Die MITTWOCHS-KOLUMNE

WIELOCH schreibt an (2) ....den verkaufsoffenen Sonntag

Ein persönlicher Brief heute wieder von Jochen Wieloch ...

07.09.2016 / REGION - Hallo unsympathischer verkaufsoffener Sonntag! Ich bin noch an keinem Sonntag verhungert, als es dich in der Barockstadt nicht gab. Für tausende Fuldaer und Menschen aus strukturschwachen Randgebieten wie Frankfurt, Gießen und Würzburg, in denen Lebensmittelgeschäfte und Möbelhäuser Mangelware sind, bist du hingegen mittlerweile der sonntägliche Lebensretter und Sinnstifter. Einheimische und Fremde schieben sich durch Supermärkte, um im familiären Kollektiv den Einkauf von Toilettenpapier, Kaffeefiltern und Raviolidosen zu genießen. Sonntags ein Päckchen Kerrygold Meersalzbutter in den Einkaufswagen zu legen und dann in einer langen Schlange vor der Kasse zu stehen, muss ein unbeschreibliches Gefühl sein. Nicht zu vergleichen mit der Einkaufsemotion an einem Montag, Dienstag, Mittwoch, Donnerstag, Freitag oder Samstag.

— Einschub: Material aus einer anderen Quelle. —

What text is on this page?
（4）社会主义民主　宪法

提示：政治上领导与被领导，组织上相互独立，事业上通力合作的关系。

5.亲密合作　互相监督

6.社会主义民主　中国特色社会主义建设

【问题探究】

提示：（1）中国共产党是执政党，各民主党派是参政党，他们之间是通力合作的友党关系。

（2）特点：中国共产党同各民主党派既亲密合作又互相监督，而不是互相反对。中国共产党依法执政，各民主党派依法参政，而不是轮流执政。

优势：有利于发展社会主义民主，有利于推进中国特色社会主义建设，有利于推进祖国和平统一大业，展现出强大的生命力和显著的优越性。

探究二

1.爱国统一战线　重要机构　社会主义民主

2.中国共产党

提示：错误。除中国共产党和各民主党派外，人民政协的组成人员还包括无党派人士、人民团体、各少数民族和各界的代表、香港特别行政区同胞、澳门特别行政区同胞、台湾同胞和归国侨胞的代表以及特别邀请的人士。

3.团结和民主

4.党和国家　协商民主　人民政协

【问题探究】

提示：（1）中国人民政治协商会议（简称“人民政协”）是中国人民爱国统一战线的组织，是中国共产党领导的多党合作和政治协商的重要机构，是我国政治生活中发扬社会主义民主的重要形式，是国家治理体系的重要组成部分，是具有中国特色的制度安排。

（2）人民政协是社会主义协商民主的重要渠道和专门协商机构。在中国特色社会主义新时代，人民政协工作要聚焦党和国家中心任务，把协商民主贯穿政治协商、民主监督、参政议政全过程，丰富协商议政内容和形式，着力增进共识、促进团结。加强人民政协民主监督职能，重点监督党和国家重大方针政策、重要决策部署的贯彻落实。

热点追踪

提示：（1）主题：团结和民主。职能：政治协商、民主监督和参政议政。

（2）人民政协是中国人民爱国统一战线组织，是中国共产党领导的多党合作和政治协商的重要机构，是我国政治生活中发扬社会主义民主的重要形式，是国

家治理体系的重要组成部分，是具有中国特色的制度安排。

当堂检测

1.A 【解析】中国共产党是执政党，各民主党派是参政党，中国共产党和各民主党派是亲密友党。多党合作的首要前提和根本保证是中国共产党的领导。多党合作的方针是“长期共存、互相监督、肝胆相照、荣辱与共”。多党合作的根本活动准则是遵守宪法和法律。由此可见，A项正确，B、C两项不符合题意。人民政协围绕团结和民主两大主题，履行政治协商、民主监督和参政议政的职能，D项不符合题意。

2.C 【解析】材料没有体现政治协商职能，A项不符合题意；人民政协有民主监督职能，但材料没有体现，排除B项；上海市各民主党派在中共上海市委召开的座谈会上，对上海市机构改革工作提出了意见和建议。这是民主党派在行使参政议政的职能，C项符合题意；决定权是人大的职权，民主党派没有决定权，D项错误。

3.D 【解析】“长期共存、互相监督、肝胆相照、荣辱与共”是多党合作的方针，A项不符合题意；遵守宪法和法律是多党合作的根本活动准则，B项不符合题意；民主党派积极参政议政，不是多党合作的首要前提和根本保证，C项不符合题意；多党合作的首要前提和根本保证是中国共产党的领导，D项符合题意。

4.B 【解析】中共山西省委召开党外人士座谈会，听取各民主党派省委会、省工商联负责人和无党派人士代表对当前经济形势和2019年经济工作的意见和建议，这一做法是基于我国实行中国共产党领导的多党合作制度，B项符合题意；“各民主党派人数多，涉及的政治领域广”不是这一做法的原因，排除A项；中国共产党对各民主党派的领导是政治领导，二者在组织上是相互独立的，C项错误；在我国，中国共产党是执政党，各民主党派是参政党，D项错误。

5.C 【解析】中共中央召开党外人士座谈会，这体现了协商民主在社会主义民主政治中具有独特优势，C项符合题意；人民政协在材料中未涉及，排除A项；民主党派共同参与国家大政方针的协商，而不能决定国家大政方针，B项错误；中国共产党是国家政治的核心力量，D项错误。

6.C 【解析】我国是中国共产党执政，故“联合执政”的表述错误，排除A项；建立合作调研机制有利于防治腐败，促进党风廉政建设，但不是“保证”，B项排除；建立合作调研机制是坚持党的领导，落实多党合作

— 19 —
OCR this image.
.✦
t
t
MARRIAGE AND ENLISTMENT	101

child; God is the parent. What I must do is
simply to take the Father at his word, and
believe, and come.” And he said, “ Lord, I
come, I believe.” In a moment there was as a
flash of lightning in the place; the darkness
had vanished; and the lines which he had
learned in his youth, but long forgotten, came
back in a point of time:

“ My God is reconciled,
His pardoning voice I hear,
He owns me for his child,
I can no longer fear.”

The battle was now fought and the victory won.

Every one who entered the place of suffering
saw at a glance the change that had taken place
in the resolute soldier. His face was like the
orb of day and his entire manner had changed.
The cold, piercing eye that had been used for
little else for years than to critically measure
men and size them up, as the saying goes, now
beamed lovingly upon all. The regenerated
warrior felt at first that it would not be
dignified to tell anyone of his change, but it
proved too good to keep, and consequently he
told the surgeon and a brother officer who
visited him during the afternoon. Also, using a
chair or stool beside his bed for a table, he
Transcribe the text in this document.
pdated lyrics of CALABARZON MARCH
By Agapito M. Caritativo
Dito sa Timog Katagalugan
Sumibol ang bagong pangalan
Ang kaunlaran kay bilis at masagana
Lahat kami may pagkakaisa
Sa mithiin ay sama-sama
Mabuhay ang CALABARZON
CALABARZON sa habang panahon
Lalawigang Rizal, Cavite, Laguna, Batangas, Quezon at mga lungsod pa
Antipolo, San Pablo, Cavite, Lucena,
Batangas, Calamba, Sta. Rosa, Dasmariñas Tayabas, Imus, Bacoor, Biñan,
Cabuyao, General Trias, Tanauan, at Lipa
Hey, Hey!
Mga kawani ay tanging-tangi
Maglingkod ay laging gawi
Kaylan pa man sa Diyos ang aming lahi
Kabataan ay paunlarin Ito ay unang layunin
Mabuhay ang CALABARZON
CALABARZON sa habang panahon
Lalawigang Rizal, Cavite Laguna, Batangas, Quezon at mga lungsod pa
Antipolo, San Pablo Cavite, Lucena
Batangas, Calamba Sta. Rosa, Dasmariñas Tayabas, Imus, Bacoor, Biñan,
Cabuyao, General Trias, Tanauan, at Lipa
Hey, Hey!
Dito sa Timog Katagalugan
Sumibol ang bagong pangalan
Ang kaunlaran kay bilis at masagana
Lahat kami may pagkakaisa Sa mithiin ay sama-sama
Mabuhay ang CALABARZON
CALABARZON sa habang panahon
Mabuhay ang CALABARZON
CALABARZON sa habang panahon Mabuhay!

 Verkaufsoffener Sonntag, du bist für viele pädagogisch wertvoll. Dir gelingt es, dass Erziehungsbeauftragte ihren Nachwuchs vorübergehend vom Computer und Smartphone weglocken – sie lassen ihre Kleinen dafür im Kaufhaus von der Leine. Denn du bietest in Kooperation mit Karstadt, Galeria Kaufhof und Co. für viele die simpelste Form der Freizeitbeschäftigung. „Berieselung aller Sinne“ lautet das Motto. Museum ist dagegen öde: Die Gemälde und Skulpturen darf man nicht kaufen, die Erklärtexte sind länger als SMS. Wandern und Spazierengehen sind monoton und kosten Kraft. Auf Eierhauckberg, Hohe Hölle und Himmeldunk schlummern womöglich keine Pokémons. Das mobile Internet ist hier oben langsam. Und wer hat schon Lust, sich am freien Tag durch die komplexen Spielregeln von „Mensch ärgere Dich nicht“, „Mau-Mau“ oder „Halma“ zu kämpfen? Du beugst auf perfekte Weise der Gefahr der Entschleunigung vor, du minderst das Risiko, sich zu besinnen, zu entspannen, zumindest einem Tag der Woche ein anderes Gesicht zu geben. Auf Krankenschwestern, Ärzte und Polizisten können die meisten sonntags verzichten. Du aber machst Kassierer und Verkäufer zu ihren Helden des Wochenendes.
 Verkaufsoffener Sonntag, du merkst, ich mag dich wie die Sommerlad-Mitarbeiter den Landrat. Wärst du ein Familienmitglied, du wärst mein schwarzes Schaf, ich würde dich meiden oder schikanieren, mich für dich schämen. Aber auch wenn ich dich blöd finde: Ich kann dir keinen Vorwurf machen. Die Menschen lieben dich. Würden sie dich mit Missachtung bestrafen: Du wärst schneller wieder weg als Hitzepickel im Hochsommer. Auch die Medien stehen vor dir alle paar Wochen ehrfurchtsvoll stramm. Riesige Bilderserien veröffentlichen sie von dir. Männer, Frauen und Kinder mit Tüten. Von vorne. Von hinten. Was für einzigartige Motive. Zweibeiner, die sonntags Tüten schleppen, sind andere Tütenträger als die an Dienstagen oder Donnerstagen.
Mein bester Freund nach verkaufsoffenen Sonntagen ist der Montag. Der ist – Achtung, Menschen in Frankfurt, Würzburg und Kassel, exklusive Insider-Information – generell verkaufsoffen. In vielen Geschäften ist es dann so leer wie auf einer Skifreizeit in der Wüste Gobi. Der sonntägliche Bettenkäufer gönnt sich diesen Luxus einen Tag später eben nicht ein zweites Mal. In den Kühlschrank passen halt nur sechs Beutel Milch. Und generell ist wenig los, weil der Montag laut Statistik der Tag mit den meisten Krankmeldungen ist. Das ist der Beweis: Verkaufsoffener Sonntag, du tust den Menschen nicht gut.